教授の一声で手術室が歓声に包まれる。その中で星川看護師が悔しそうな目つきをしていた。手術用のマスクをしているので分からないが恐らく奥歯も噛み締めているのだろう。
時計を見るとちょうど12時だった。予定時間に終ったらしい。
教授は手術室が沈静化した後にそっと左右を見回して祐樹に極上の微笑みと、親指を上に向け、「教授室で待っている」という合図を送ってきた。
急いで手術着を脱ぎ、消毒を済ませて白衣に着替える。本当なら手術室の並びにあるシャワー室にも行きたいところだが、時間がない。長岡先生は教授のお使いから帰って来ているだろうし、阿部師長を探さなくてはならないのだから。

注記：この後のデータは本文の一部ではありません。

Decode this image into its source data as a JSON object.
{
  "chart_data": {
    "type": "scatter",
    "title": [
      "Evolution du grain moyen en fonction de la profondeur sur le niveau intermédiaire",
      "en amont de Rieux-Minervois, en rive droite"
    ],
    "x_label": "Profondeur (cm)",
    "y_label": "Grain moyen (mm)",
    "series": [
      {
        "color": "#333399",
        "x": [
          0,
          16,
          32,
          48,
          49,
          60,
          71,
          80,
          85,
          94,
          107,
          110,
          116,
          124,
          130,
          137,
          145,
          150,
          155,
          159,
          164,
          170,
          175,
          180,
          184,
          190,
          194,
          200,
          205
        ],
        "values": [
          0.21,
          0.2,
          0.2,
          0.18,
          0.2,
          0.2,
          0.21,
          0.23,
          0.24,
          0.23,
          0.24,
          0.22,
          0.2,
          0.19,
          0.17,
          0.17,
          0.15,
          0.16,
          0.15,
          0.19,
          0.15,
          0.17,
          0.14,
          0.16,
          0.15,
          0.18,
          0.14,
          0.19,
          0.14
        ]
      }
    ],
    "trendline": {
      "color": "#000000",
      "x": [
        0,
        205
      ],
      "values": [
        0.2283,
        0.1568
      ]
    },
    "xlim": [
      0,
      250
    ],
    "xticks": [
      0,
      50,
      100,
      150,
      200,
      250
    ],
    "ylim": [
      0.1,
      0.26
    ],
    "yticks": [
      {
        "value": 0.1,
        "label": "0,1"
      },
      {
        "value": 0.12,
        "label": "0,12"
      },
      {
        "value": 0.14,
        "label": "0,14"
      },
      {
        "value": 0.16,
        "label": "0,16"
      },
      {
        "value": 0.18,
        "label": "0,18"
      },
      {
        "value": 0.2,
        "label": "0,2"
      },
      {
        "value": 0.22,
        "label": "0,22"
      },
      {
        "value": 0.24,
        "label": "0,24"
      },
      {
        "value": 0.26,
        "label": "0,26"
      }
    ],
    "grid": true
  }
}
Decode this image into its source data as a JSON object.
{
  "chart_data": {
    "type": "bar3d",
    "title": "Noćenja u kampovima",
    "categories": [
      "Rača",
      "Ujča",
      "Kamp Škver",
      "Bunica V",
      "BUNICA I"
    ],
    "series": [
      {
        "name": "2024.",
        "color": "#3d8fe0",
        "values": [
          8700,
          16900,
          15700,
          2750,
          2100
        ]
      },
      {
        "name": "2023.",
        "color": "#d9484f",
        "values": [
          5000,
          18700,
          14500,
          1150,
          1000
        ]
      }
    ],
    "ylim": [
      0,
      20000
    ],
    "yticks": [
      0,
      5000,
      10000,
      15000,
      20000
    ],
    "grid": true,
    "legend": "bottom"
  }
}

教授室に駆け足で上がる。階段を苦にしていては外科医など務まらない。
教授室の扉をノックすると、「どうぞ」という教授の少し掠れた声がした。秘書は…と一瞬思って自分のバカさ加減に少し笑ってしまった。医師や特定の病棟に詰めて居る看護士以外は皆昼休みだ。秘書も12時から1時まではランチタイムのハズだ。
「失礼します」
そう言って、入室すると香川教授は執務机から立ち上がり、応接セットに座った。しかも祐樹の隣に。そして手に持っていたエビアンのボトルを一本祐樹に手渡す。一瞬だけ触れた手が冷たいハズなのに温かく感じた。
良く冷えたエビアンを一気飲みしていると、横の教授からは石鹸のいい香りがする。教授室にもシャワーがあるのでそこでシャワーを浴びたらしい。
「祐樹には急がしてしまったが…肝心の長岡先生がまだ帰って来ない…」
やはり少し掠れた声で困ったように言う。ちなみに最寄のハンコ屋さんまでは歩いても行ける距離だ。
「迷子ですか?」
「彼女の方向音痴はよく知っていたので地図まで渡したのだが…」
「彼女もれっきとした社会人ですから、その内帰って来ますよ」
香川教授はエビアンを二口飲んで言った。水分を補給したのが良かったのか、いつもの涼しげな声に戻った。
「祐樹も昼食はまだだろう?長岡先生が帰ってくるまで待機するしかない。一緒に食べよう」
「でも、ご迷惑では?」
「1人で食べると味気ないから…な」
言いながら軽やかに立ち上がり、ロッカーを開ける。紙袋を手にしてソファーに戻ってきた。彼が封を開けて中身を取り出す。大手コーヒーショップのアイスコーヒーのLサイズが2つ、厚めに切ったサンドイッチが5つだった。それを楽しそうに並べていく様子を呆然と眺めていた。
「その昼ごはん…私と食べるつもりで?」
教授は長い睫毛を震わせて瞬きをした。
「…いや、長岡先生が帰って来た時に一緒に食べるつもりで買いに行かせておいたのだが…彼女が帰ってこないので、祐樹と食べようかと思った」
「…そう…ですか…」
アイスコーヒーのLサイズは女性には大きすぎるのではないだろうか?4月といえどもまだ冷え込んでいる今日は特に。それにサンドイッチ5つとは…知り合って一月も経ってないが、香川教授はすらっとした長身に似合いの小食なのは知っている。長岡先生がどれくらい食べるかは全く分からないが、彼女も贅肉などない華奢な女性だ。その二人がサンドイッチ5個を分けて食べるというのはいかにも嘘くさい。
長岡先生が帰って来ても来なくても、祐樹用に用意したのは明らかだと推測する。
コーヒーをストローで飲んでいる教授に黙って頭を下げて「頂きます」と言った。
教授が春の陽だまりのような眼差しで微笑していた。